Dean Regan’s “A Closer Walk with Patsy Cline” offers an intimate, nostalgic stroll through much of Cline’s music but keeps the audience at an arm’s length in revealing the inspiration behind her signature songs.

Directed by Jhon Goodwin at Spokane Civic Theatre’s Firth J. Chew Studio Theatre, the show is the second of two jukebox musicals about the country legend to grace Spokane’s local theater scene this season. Similar to “Always … Patsy Cline,” presented last month by Interplayers Professional Theatre, “A Closer Walk” provides well-sung and skillfully orchestrated interpretations of Cline’s spellbinding compositions.

The show will certainly satisfy those who accept it as less of a play and more of a tribute concert. Those desiring a more insightful storyline divulging more about Cline’s offstage life – her family, two marriages and what triggered her deeply emotional tunes – will be left mostly in the dark by this production.

Stage performances are the only means of expression for Cline (Alyssa Day), and Regan doesn’t give her any real dialogue of her own. Her story is limited to the superficial narrations of a ’60s Winchester, Va., radio disc jockey known as Little Big Man (Scott Miller), who sums up the country great as “not just a songbird, but a real-life storyteller.” Miller does what he can with his character’s mechanical grab bag of radio fillers and jingles. In another role, he’s a comic who grates out cheesy one-liners to buy the audience’s time between Cline’s numerous costume changes.

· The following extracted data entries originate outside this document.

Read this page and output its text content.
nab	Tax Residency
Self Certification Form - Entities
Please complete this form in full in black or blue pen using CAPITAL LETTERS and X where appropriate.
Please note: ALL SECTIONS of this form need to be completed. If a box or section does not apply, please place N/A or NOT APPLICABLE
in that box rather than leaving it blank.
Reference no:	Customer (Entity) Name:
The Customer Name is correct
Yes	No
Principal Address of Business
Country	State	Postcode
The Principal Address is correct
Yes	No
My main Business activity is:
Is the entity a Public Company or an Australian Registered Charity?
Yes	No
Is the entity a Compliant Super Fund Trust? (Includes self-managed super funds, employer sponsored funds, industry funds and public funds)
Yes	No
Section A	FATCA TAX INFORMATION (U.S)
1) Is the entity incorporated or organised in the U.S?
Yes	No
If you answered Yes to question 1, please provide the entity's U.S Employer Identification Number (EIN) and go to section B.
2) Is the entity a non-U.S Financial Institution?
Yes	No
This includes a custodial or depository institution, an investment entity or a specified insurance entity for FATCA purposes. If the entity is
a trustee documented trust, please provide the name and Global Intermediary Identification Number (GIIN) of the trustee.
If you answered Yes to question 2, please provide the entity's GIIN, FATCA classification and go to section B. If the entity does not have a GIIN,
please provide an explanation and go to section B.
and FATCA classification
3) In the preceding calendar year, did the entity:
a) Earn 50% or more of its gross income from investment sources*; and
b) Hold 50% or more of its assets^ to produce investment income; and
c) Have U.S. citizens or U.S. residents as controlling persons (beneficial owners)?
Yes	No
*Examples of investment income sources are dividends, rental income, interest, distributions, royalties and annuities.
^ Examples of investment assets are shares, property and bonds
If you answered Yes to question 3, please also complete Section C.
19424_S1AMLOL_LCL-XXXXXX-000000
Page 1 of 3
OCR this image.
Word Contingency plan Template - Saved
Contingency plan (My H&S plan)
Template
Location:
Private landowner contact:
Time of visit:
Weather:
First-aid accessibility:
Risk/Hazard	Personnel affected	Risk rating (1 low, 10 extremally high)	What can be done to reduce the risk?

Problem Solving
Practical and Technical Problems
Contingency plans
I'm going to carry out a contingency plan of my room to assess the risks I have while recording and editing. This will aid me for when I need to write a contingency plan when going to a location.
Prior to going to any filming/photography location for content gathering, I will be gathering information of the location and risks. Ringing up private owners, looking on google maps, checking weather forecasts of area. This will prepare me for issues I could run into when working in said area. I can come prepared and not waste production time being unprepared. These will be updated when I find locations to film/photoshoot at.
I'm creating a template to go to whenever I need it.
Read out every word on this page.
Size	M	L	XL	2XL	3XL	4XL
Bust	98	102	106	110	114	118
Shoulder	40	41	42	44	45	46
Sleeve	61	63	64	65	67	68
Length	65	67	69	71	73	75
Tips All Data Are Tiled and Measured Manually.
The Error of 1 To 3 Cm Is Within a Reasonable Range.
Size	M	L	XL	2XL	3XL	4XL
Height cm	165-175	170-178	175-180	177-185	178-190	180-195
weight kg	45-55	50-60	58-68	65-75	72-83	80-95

Day’s unpretentious demeanor and glistening vocals, supported by a four-piece Western band led by David Brewster, are highly engaging, despite her microphone cutting out at the beginning of a few songs. Day graciously carries us through Cline’s maturation from a wide-eyed teenager in cowgirl garb auditioning at the Grand Ole Opry to a seasoned professional standing elegantly in a black ball gown before a packed house at Carnegie Hall. The set design attempts to simulate these venues, but a few of the scenic image projections are hard to decipher because they collide with the draped curtain backdrop.

Although Day’s ability to pull off Cline’s profound melancholic contralto can be a tad questionable at times, her performance of “She’s Got You” and “Sweet Dreams” toward the end of Act Two are right on the money. Most memorable is Day’s lamenting rendition of the gospel hymn “Just a Closer Walk with Thee,” a foreshadowing of Cline’s death in a plane crash at age 30 in 1963.

For those who can move past its flimsy plot, “A Closer Walk” is an opportunity to bask in Cline’s musical genius.